Optimizing mobile dentistry
A University of Missouri engineer recently helped develop a model to aid a Montana non-profit interested in establishing a potential mobile dentistry program.
Ron McGarvey, assistant professor of Industrial and Manufacturing Systems Engineering, worked alongside Andreas Thorsen of Montana State University on the project. The corresponding paper, “Efficient frontiers in a frontier state: Viability of mobile dentistry services in rural areas,” recently was published in the European Journal of Operational Research.
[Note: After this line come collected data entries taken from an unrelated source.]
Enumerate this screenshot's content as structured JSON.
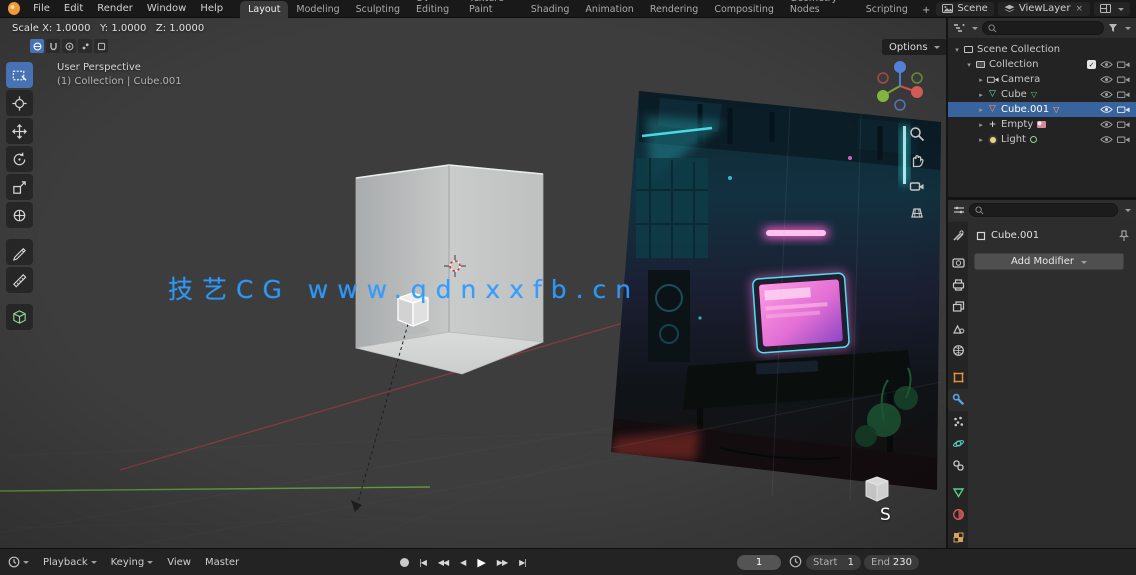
{
  "topbar": {
    "menus": [
      "File",
      "Edit",
      "Render",
      "Window",
      "Help"
    ],
    "tabs": [
      "Layout",
      "Modeling",
      "Sculpting",
      "UV Editing",
      "Texture Paint",
      "Shading",
      "Animation",
      "Rendering",
      "Compositing",
      "Geometry Nodes",
      "Scripting"
    ],
    "add_tab": "+",
    "scene": "Scene",
    "view_layer": "ViewLayer"
  },
  "viewport": {
    "operator": "Scale X: 1.0000   Y: 1.0000   Z: 1.0000",
    "view_label": "User Perspective",
    "context_label": "(1) Collection | Cube.001",
    "options_button": "Options",
    "watermark": "技艺CG www.qdnxxfb.cn",
    "key_hint": "S"
  },
  "outliner": {
    "rows": [
      {
        "label": "Scene Collection"
      },
      {
        "label": "Collection"
      },
      {
        "label": "Camera"
      },
      {
        "label": "Cube"
      },
      {
        "label": "Cube.001",
        "selected": true
      },
      {
        "label": "Empty"
      },
      {
        "label": "Light"
      }
    ]
  },
  "properties": {
    "object_name": "Cube.001",
    "add_modifier": "Add Modifier"
  },
  "timeline": {
    "menus": [
      "Playback",
      "Keying",
      "View",
      "Master"
    ],
    "transport": [
      "|◀",
      "◀◀",
      "◀",
      "▶",
      "▶▶",
      "▶|"
    ],
    "current_frame": "1",
    "start_label": "Start",
    "start_value": "1",
    "end_label": "End",
    "end_value": "230"
  },
  "colors": {
    "accent": "#4772b3",
    "selection": "#38639c",
    "axis_x": "#8a3b42",
    "axis_y": "#5f9e3f",
    "watermark": "#2e9bff"
  }
}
They looked at a five-county area in rural Montana that serves as a potential coverage area for Community Health Partners (CHP), a community health center that serves low-income and underserved patients. Thorsen gathered preliminary information from CHP, and using that information and census data, he and McGarvey worked to build an optimization model that CHP could use to make decisions on the locations and frequency of care for the mobile dentistry service.
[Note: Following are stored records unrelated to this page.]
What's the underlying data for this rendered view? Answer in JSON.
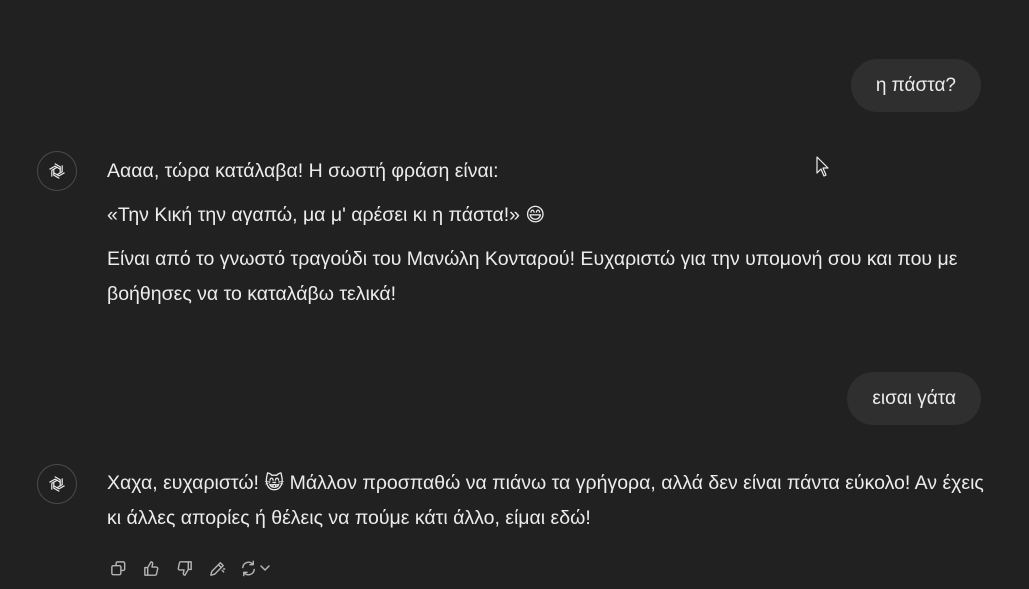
{
  "conversation": {
    "user_messages": [
      {
        "text": "η πάστα?"
      },
      {
        "text": "εισαι γάτα"
      }
    ],
    "assistant_messages": [
      {
        "paragraphs": [
          "Αααα, τώρα κατάλαβα! Η σωστή φράση είναι:",
          "«Την Κική την αγαπώ, μα μ' αρέσει κι η πάστα!»",
          "Είναι από το γνωστό τραγούδι του Μανώλη Κονταρού! Ευχαριστώ για την υπομονή σου και που με βοήθησες να το καταλάβω τελικά!"
        ],
        "emoji": "😄"
      },
      {
        "text_before_emoji": "Χαχα, ευχαριστώ!",
        "emoji": "😸",
        "text_after_emoji": "Μάλλον προσπαθώ να πιάνω τα γρήγορα, αλλά δεν είναι πάντα εύκολο! Αν έχεις κι άλλες απορίες ή θέλεις να πούμε κάτι άλλο, είμαι εδώ!"
      }
    ]
  },
  "action_icons": [
    "copy-icon",
    "thumbs-up-icon",
    "thumbs-down-icon",
    "edit-icon",
    "regenerate-icon",
    "chevron-down-icon"
  ],
  "colors": {
    "background": "#212121",
    "user_bubble": "#2f2f2f",
    "text": "#ececec",
    "icon": "#b4b4b4"
  }
}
“They had an interest in fairness and access to service,” McGarvey said. “but they were unsure about the cost of all this. They would like everybody to have service, but there’s a challenge.
“If all they were concerned about was cost, you would just park the truck in the most attractive place and serve there every day of the week, but that’s not what they want to do. The model is focused on getting the most people at the least cost. What we had to do here is add constraints to trick the model, in a sense, into providing a proportional level of visits to different sites.”
The model also takes into account the possibility of a two-day, overnight stay, as well as allowing for results based on a three-month on, three-month off mode of service, which allows CHP to work around difficult winter weather in Montana should it choose.
With the model created, CHP stakeholders can use it to decide how many visits they make and locations they can service based on how much funding they receive. Depending on what the organization values most, it can use the model to find an optimal schedule.
“We can’t tell them which to pick, but we can say that based on the relative importance they place on the different metrics, the model can identify the best course of action to follow,” McGarvey said.
The project was a reunion of sorts for Thorsen and McGarvey. McGarvey mentored Thorsen when the latter was an Ph.D. student intern with McGarvey’s former employer, RAND Corporation. And it proved to be a great opportunity to impact lives for the better.
“Knowing that the results are going to help CHP make decisions that will help improve people’s lives is rewarding,” he explained.